What MARSEARS is (at a glance)

M–A–R–S–E–A–R–S =
Modelling → Awareness-raising → Receptive processing → Structured production → Expansion → Autonomous recall → Routinization (fluency) → Spontaneity.

At KS3, I typically plan a term as ~20–24 lessons split into five sub-units: the first four run MARSEA with new material, and the fifth is RS to consolidate/automatise and interleave old with new. This creates repeated encounters, steadily shifts the load from input to output, and culminates in unplanned speech under time pressure.

How a term typically unfolds (macro view)

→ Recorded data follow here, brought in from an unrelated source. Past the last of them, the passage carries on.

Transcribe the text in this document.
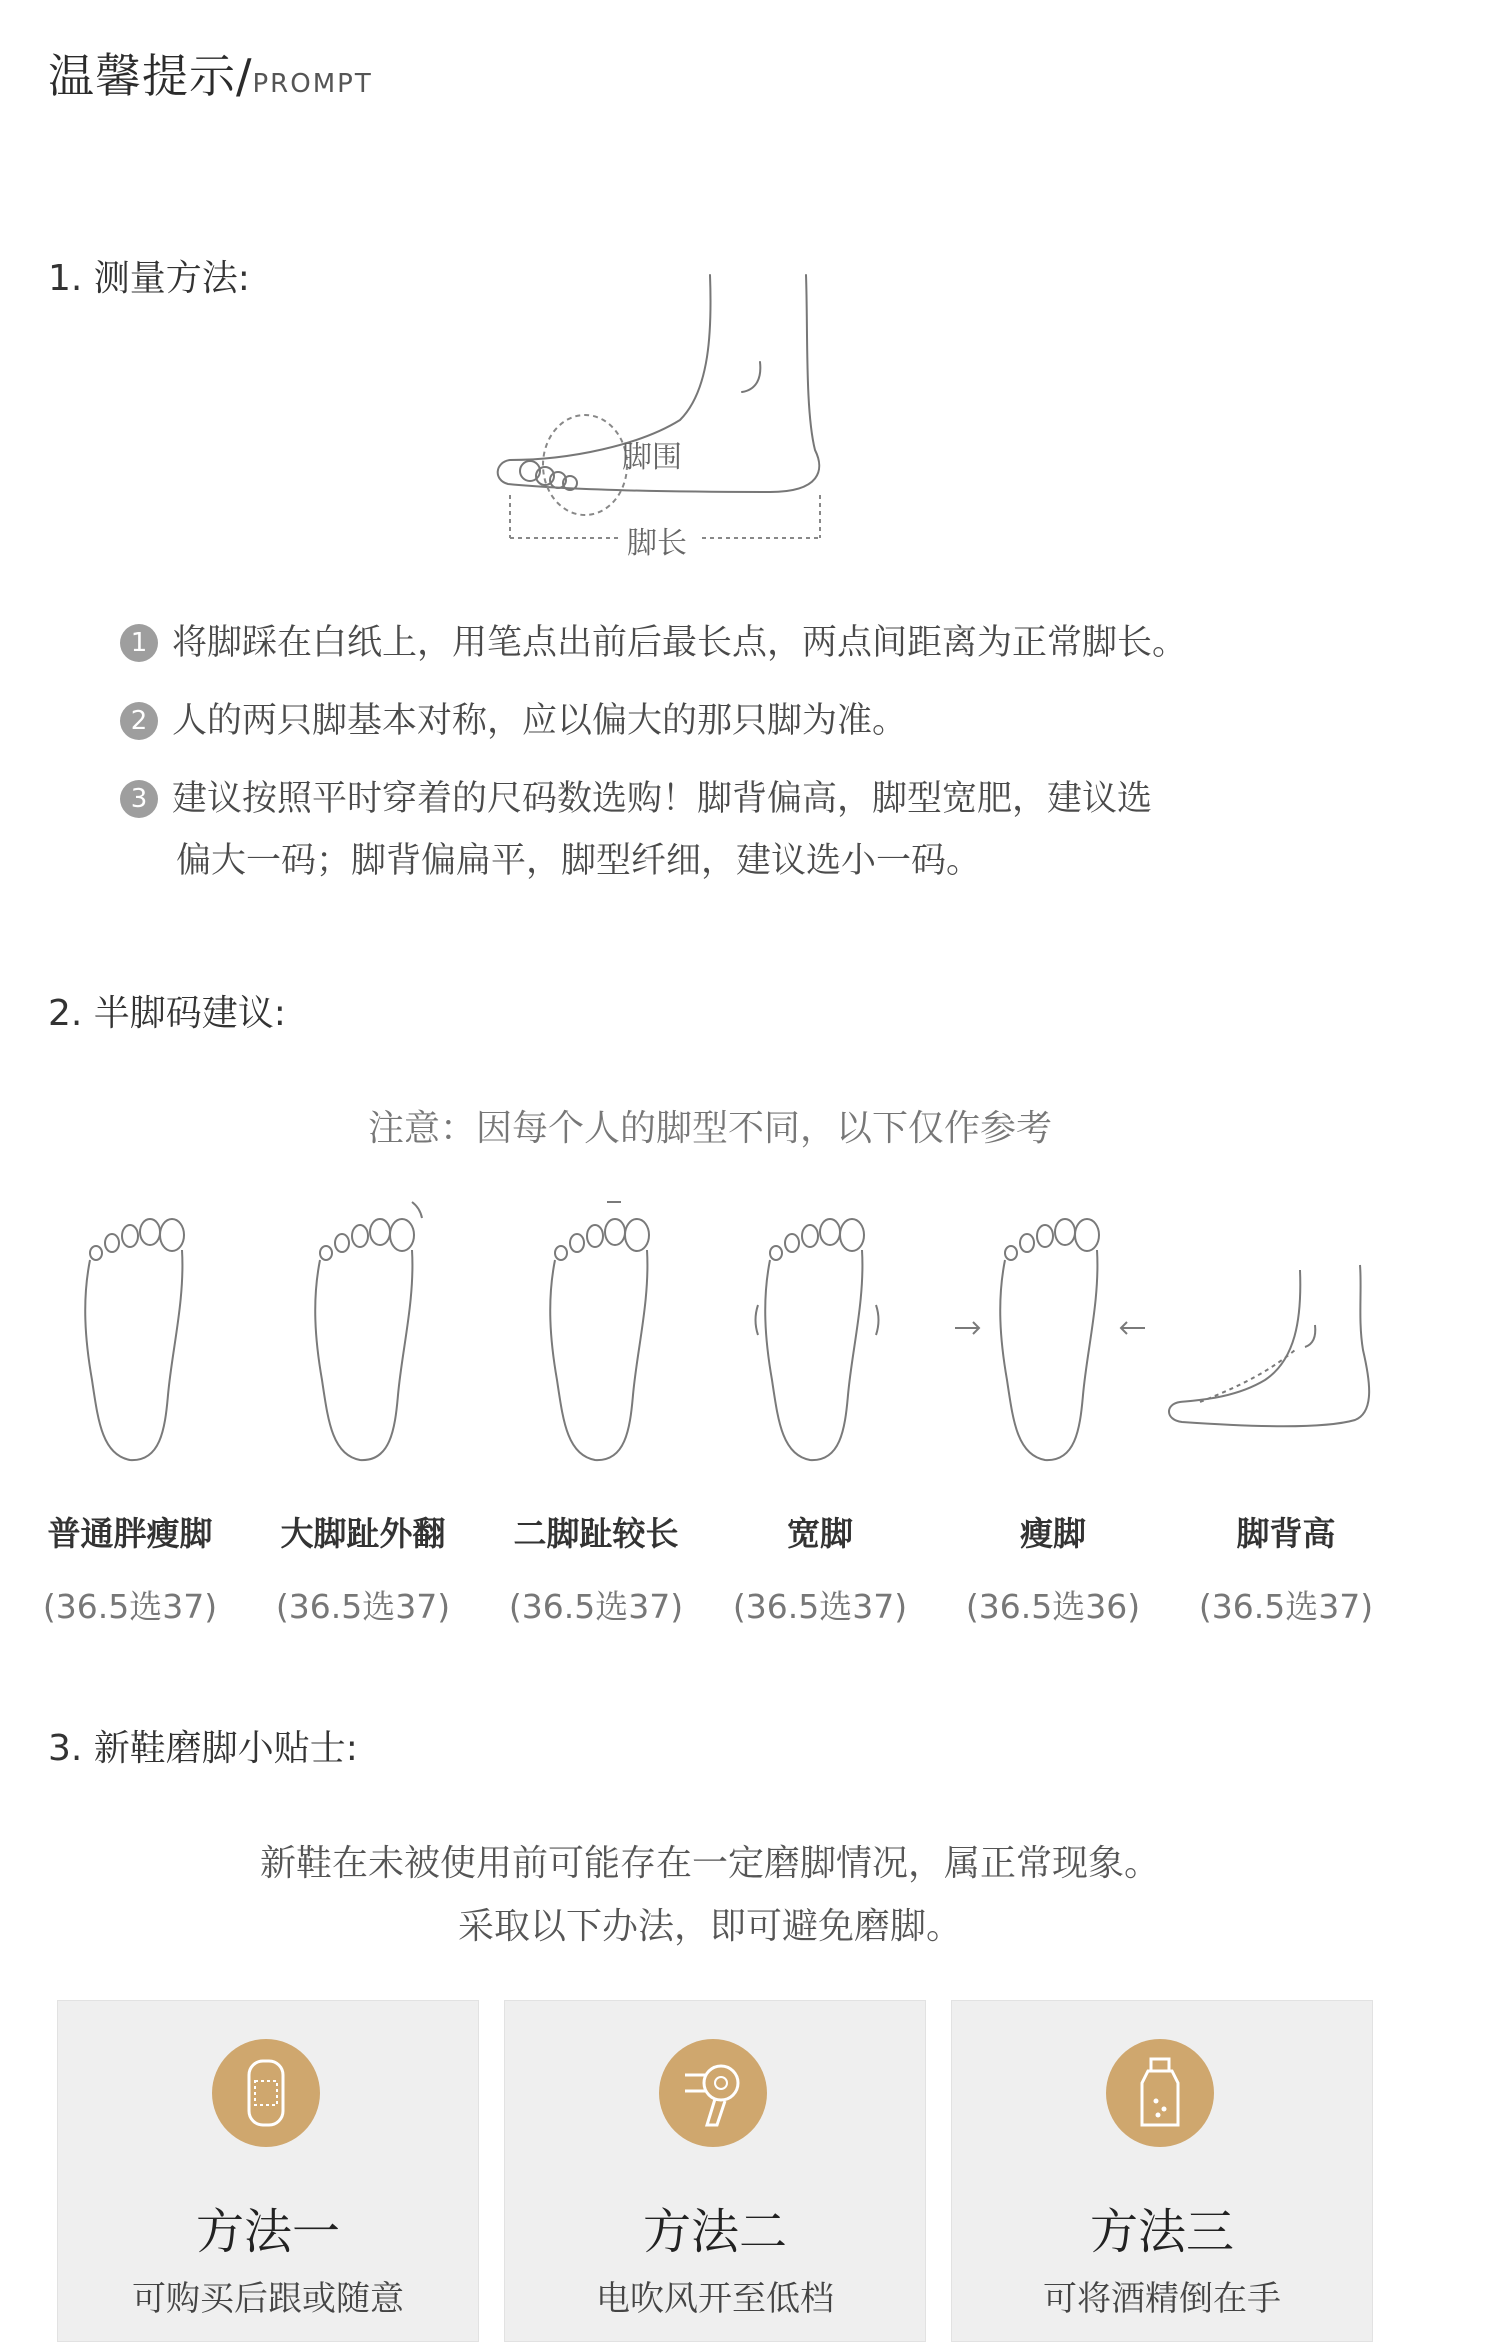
温馨提示/PROMPT
1. 测量方法:
脚围
脚长
1 将脚踩在白纸上，用笔点出前后最长点，两点间距离为正常脚长。
2 人的两只脚基本对称，应以偏大的那只脚为准。
3 建议按照平时穿着的尺码数选购！脚背偏高，脚型宽肥，建议选
偏大一码；脚背偏扁平，脚型纤细，建议选小一码。
2. 半脚码建议:
注意：因每个人的脚型不同，以下仅作参考
普通胖瘦脚
(36.5选37)
大脚趾外翻
(36.5选37)
二脚趾较长
(36.5选37)
宽脚
(36.5选37)
瘦脚
(36.5选36)
脚背高
(36.5选37)
3. 新鞋磨脚小贴士:
新鞋在未被使用前可能存在一定磨脚情况，属正常现象。
采取以下办法，即可避免磨脚。
方法一
可购买后跟或随意
方法二
电吹风开至低档
方法三
可将酒精倒在手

  • Sub-units 1–4 (MARSEA): new sentence patterns taught and practised (input-heavy → pushed output → brief grammar focus → quick checks).
  • Sub-unit 5 (RS): fluency training and spontaneous tasks that recycle the whole term’s “universals” (core phonics, lexis, grammar) plus items from earlier terms.

Please note: average-attaining groups usually need 1.5–2 lessons for the Structured production phase, not just one.

The 8 stages (micro view)

1) Modelling

Goal: Establish clear sentence patterns with high comprehensibility.
How: Present with Sentence Builders (optionally preceded by flashcards to wake up prior lexis/grammar, e.g., auxiliaries for a French perfect tense unit). Keep input tightly controlled and meaning-rich.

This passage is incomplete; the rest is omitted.